L’idea di Madre come creatura perfetta, insostituibile e impagabile è uno dei più grandi inganni culturali della nostra società. Inganno che ha radici pressoché inestirpabili: la tradizione di madre come Ma-donna che dà la vita, angelo della famiglia, protettrice assoluta dei suoi pargoli eccetera. Ma la vera verità, che non è mai bellissima né mai politicamente corretta, è che non basta partorire per essere madre. La genitorialità si vede dopo.
La famiglia e, nello specifico, il rapporto con la madre, è il primo nucleo sociale di un individuo ed è, di base, la nostra eredità, nel senso che è dalla “casa madre/figlio” che si attinge quasi tutto ciò che costantemente proveremo dentro: la sicurezza, le paure, l’aggressività, la serenità, la pace o la guerra. E io trovo intellettualmente scorretto continuare a idealizzare un rapporto che nella realtà è fonte di tantissimi dolori: Medea esiste, e bisogna dirlo; e i figli di Medea sono tutti i bambini e gli adolescenti vessati, trascurati e tormentati dalle loro madri, che diventeranno adulti condannati a chiedersi per sempre come sarebbe stata la loro vita se avessero conosciuto l’amore materno.
Questi figli sono una minoranza, forse sì, ma non è giusto che siano muti e schiacciati dalla pressione sociale del moralismo.

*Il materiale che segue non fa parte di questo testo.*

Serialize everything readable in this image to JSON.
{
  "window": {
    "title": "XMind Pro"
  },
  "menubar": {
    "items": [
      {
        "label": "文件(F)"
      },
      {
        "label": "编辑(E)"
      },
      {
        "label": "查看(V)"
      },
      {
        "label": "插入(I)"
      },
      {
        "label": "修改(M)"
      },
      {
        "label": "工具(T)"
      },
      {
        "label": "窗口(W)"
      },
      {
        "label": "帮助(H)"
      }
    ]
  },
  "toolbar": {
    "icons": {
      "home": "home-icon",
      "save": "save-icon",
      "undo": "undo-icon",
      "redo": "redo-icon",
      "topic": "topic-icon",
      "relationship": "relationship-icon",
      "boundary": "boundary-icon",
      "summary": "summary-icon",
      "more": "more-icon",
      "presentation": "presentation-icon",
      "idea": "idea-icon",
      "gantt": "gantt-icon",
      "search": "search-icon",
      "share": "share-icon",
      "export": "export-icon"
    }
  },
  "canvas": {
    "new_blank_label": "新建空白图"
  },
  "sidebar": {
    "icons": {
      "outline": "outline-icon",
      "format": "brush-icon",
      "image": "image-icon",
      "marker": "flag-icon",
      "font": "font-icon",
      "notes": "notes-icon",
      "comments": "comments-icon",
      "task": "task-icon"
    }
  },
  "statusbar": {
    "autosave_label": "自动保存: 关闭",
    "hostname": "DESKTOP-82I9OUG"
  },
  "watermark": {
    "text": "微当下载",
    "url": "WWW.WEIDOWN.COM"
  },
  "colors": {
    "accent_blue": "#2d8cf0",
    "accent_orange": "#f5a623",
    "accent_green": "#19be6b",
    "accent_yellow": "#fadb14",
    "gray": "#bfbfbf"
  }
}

Loro sanno che la parola mamma ti salva, quasi sempre, ma quando ti rovina, lo fa per sempre; loro sanno che la parola mamma ti accompagna per tutta la vita, o ti fa sentire solo per tutta la vita. C’è chi cerca altrove quel calore, ma non sa nemmeno bene cosa cercare; come si può cercare ciò che ci è sconosciuto? Sono lacrime bollenti quelle di chi non si è mai sentito figlio, e sono notti fredde quelle di chi ha il terrore di diventare a sua volta una madre sbagliata. La parola mamma a volte muore dentro di noi, in un silenzio luttuoso in cui sprofondiamo con una monca identità.